My parents model this beautifully: meal trains for sick neighbors, a shared community truck, my mom walking a friend’s dog for months, my dad’s friend reading poetry to him after surgery.
What are we rushing toward?
Efficiency connects us to things. Friction connects us to people. In a world where everything is one click away, maybe the only real act of care left is giving someone your time.

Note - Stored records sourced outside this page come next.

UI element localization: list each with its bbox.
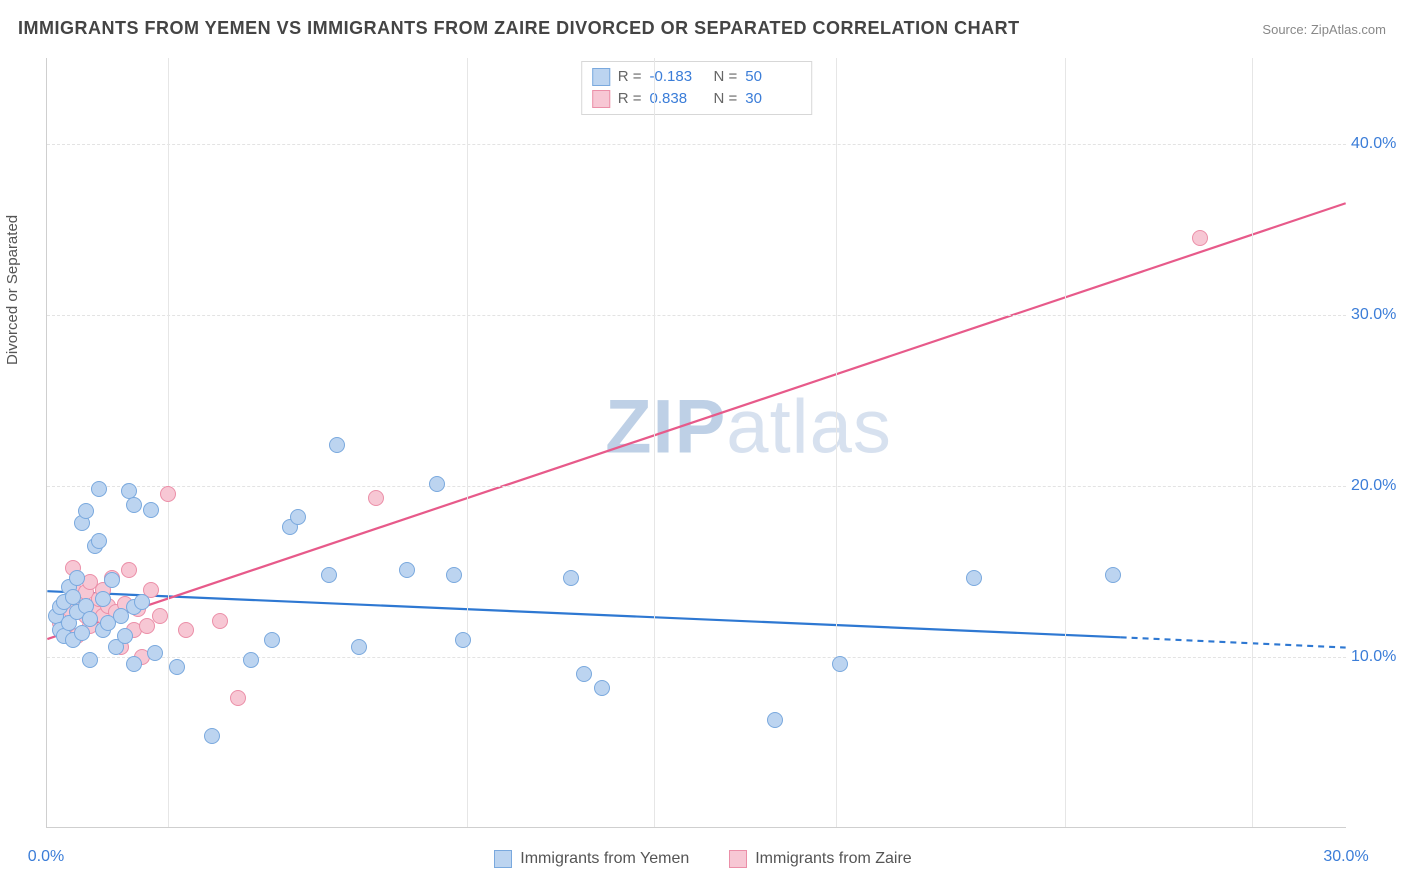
gridline-vertical [168, 58, 169, 827]
data-point-yemen [143, 502, 159, 518]
y-axis-label: Divorced or Separated [4, 215, 21, 365]
data-point-zaire [178, 622, 194, 638]
data-point-yemen [117, 628, 133, 644]
data-point-yemen [832, 656, 848, 672]
y-tick-label: 20.0% [1351, 477, 1406, 495]
r-label: R = [618, 88, 642, 110]
data-point-zaire [152, 608, 168, 624]
data-point-yemen [204, 728, 220, 744]
regression-lines-layer [47, 58, 1346, 827]
data-point-zaire [368, 490, 384, 506]
regression-line [47, 591, 1120, 637]
swatch-yemen [494, 850, 512, 868]
data-point-yemen [82, 652, 98, 668]
source-label: Source: [1262, 22, 1307, 37]
legend-stats-row-zaire: R = 0.838 N = 30 [592, 88, 802, 110]
gridline-horizontal [47, 486, 1346, 487]
data-point-yemen [455, 632, 471, 648]
data-point-yemen [429, 476, 445, 492]
gridline-horizontal [47, 144, 1346, 145]
data-point-zaire [212, 613, 228, 629]
data-point-yemen [594, 680, 610, 696]
legend-stats-box: R = -0.183 N = 50 R = 0.838 N = 30 [581, 61, 813, 115]
bottom-legend: Immigrants from Yemen Immigrants from Za… [0, 850, 1406, 868]
data-point-zaire [160, 486, 176, 502]
legend-label-zaire: Immigrants from Zaire [755, 850, 911, 868]
source-name[interactable]: ZipAtlas.com [1311, 22, 1386, 37]
regression-line [47, 203, 1345, 639]
y-tick-label: 30.0% [1351, 306, 1406, 324]
y-tick-label: 10.0% [1351, 648, 1406, 666]
r-label: R = [618, 66, 642, 88]
data-point-yemen [91, 533, 107, 549]
data-point-yemen [329, 437, 345, 453]
gridline-vertical [1252, 58, 1253, 827]
data-point-yemen [147, 645, 163, 661]
data-point-yemen [78, 503, 94, 519]
watermark: ZIPatlas [605, 384, 892, 471]
data-point-yemen [563, 570, 579, 586]
data-point-yemen [91, 481, 107, 497]
data-point-yemen [95, 591, 111, 607]
data-point-yemen [126, 656, 142, 672]
gridline-vertical [654, 58, 655, 827]
data-point-yemen [264, 632, 280, 648]
data-point-yemen [290, 509, 306, 525]
gridline-vertical [467, 58, 468, 827]
n-value-zaire: 30 [745, 88, 801, 110]
data-point-yemen [243, 652, 259, 668]
data-point-zaire [230, 690, 246, 706]
gridline-horizontal [47, 315, 1346, 316]
legend-item-zaire: Immigrants from Zaire [729, 850, 911, 868]
data-point-yemen [169, 659, 185, 675]
data-point-yemen [1105, 567, 1121, 583]
data-point-yemen [134, 594, 150, 610]
swatch-zaire [729, 850, 747, 868]
legend-stats-row-yemen: R = -0.183 N = 50 [592, 66, 802, 88]
n-value-yemen: 50 [745, 66, 801, 88]
data-point-yemen [74, 625, 90, 641]
swatch-zaire [592, 90, 610, 108]
data-point-yemen [446, 567, 462, 583]
r-value-yemen: -0.183 [650, 66, 706, 88]
gridline-vertical [1065, 58, 1066, 827]
data-point-yemen [966, 570, 982, 586]
n-label: N = [714, 88, 738, 110]
regression-extrapolation [1121, 637, 1346, 647]
data-point-yemen [576, 666, 592, 682]
data-point-yemen [69, 570, 85, 586]
r-value-zaire: 0.838 [650, 88, 706, 110]
y-tick-label: 40.0% [1351, 135, 1406, 153]
chart-title: IMMIGRANTS FROM YEMEN VS IMMIGRANTS FROM… [18, 18, 1020, 39]
data-point-yemen [104, 572, 120, 588]
data-point-zaire [121, 562, 137, 578]
data-point-yemen [321, 567, 337, 583]
plot-area: ZIPatlas R = -0.183 N = 50 R = 0.838 N =… [46, 58, 1346, 828]
swatch-yemen [592, 68, 610, 86]
data-point-yemen [126, 497, 142, 513]
data-point-yemen [767, 712, 783, 728]
source-attribution: Source: ZipAtlas.com [1262, 22, 1386, 37]
legend-label-yemen: Immigrants from Yemen [520, 850, 689, 868]
n-label: N = [714, 66, 738, 88]
data-point-zaire [1192, 230, 1208, 246]
data-point-yemen [399, 562, 415, 578]
legend-item-yemen: Immigrants from Yemen [494, 850, 689, 868]
gridline-vertical [836, 58, 837, 827]
data-point-yemen [351, 639, 367, 655]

Otherwise, we end up fast-forwarding through life. But to what end? As Jay Jennifer Matthews writes in Radically Condensed Instructions for Being Just as You Are:
“We can not get anything out of life. There is no outside where we could take this thing to. There is no little pocket situated outside of life, which would steal life’s provisions and squirrel them away.”
Maybe friction is just the courage to slow down, to be fully present.
A few parting ideas:
-Be ruthlessly efficient with things you don’t enjoy. Put the soy milk on auto-order! Use that dishwasher and washing machine! Book a DMV appointment vs. standing in line for 2 hours!
-Meanwhile, leave space for serendipitous interactions that result in connection. Maybe don’t schedule every weekend? Leave your phone in a drawer for a few hours a day.
-Try not meticulously planning a trip. Make like Kevin Kelly and keep some of it engaging rather than relaxing.
-Finally, embrace inefficiency for what it is: a way to strengthen bonds and feel like you’re part of a community. It’s okay not to do everything in our lives. Maybe doing a few things really well with our full attention is enough.